US warns on Rwandan park
2004-04-15 09:44
Washington - The United States has barred US diplomats from a famed Rwandan mountain gorilla refuge and warned Americans to avoid the area after an attack on government troops by Hutu rebels there last week, the State Department said Wednesday.
The US embassy in Kigali imposed the ban on visits to the Virunga National Park and the nearby area of Mutura in Rwanda's northwest Gisenyi Province after Thursday's rebel attack and subsequent fighting killed 16 people, it said.
"As a result, American embassy personnel are currently restricted from traveling in these areas," the embassy said in a notice to US citizens in Rwanda, according to a copy provided by the State Department.

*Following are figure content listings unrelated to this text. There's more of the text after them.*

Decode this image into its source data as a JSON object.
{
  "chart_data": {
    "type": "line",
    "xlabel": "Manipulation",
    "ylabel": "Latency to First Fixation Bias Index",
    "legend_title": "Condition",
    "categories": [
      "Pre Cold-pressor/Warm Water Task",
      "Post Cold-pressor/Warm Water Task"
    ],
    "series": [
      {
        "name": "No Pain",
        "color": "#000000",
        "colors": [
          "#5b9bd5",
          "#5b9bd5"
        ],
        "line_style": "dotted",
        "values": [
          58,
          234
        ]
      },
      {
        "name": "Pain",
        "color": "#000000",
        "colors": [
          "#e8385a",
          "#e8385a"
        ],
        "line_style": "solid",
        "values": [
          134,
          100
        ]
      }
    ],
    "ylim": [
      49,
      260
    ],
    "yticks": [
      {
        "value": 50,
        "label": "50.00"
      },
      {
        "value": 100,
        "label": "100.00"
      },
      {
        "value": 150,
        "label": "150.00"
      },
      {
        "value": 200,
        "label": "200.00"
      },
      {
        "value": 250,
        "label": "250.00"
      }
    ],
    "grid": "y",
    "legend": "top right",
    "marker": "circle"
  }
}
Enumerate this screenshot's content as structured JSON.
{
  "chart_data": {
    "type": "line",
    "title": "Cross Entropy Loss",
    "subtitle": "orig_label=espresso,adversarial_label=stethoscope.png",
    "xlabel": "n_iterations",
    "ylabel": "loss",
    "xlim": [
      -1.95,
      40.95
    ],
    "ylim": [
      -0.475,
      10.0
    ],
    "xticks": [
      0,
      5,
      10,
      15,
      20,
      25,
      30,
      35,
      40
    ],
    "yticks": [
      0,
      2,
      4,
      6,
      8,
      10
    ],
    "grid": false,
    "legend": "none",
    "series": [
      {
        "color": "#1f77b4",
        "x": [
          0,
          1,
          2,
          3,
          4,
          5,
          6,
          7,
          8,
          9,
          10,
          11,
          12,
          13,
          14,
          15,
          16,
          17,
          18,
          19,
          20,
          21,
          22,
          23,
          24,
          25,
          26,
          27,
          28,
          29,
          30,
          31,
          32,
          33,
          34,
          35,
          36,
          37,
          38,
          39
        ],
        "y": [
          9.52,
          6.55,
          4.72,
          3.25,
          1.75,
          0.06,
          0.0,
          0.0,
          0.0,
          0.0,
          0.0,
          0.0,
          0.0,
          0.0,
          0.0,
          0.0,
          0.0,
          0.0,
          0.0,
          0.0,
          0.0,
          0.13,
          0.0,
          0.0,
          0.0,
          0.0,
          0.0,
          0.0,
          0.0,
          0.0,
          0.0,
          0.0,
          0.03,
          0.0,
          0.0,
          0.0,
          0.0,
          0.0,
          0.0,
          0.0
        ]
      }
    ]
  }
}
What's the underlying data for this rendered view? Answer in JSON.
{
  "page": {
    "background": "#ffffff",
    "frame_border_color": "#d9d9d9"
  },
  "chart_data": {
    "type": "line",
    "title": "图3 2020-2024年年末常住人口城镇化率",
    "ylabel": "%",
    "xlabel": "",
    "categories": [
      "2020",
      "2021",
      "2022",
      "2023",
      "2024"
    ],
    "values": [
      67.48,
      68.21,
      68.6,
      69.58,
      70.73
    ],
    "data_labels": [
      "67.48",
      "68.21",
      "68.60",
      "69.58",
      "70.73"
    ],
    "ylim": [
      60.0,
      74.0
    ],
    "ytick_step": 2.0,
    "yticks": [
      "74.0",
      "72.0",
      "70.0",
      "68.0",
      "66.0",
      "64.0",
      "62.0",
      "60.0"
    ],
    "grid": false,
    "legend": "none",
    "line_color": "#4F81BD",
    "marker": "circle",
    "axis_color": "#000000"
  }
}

"US citizens should avoid travel to the Parc National des Volcans (Virunga National Park) and the Mutura area," it said, adding that the new policy would be reviewed in two week's time.
The Rwandan army announced on Saturday that its troops had killed 16 rebels from the Democratic Forces for the Liberation of Rwanda in fighting that followed the initial attack.
It army said it had suffered no losses and that there had been no civilian casualties in the attack that took place as Rwanda was marking the 10th anniversary of the 1994 genocide, when up to a million people, mostly from the Tutsi minority, were killed in a campaign planned by the then Hutu-led regime.
In January, conservationists said they had seen a surprising upturn in numbers of mountain gorillas, one of the world's rarest species of mammal, in central Africa's Virunga Highlands, which encompasses the park in Rwanda.
They said they had seen a 17% rise in the number of gorillas, to 380, since the last extensive estimate was carried out in 1989, before the region was gripped by warfare for much of the 1990s, unleashing floods of refugees who encroached on the animals' habitat.
That announcement had been expected to result in an increase in the number of tourists visiting the area.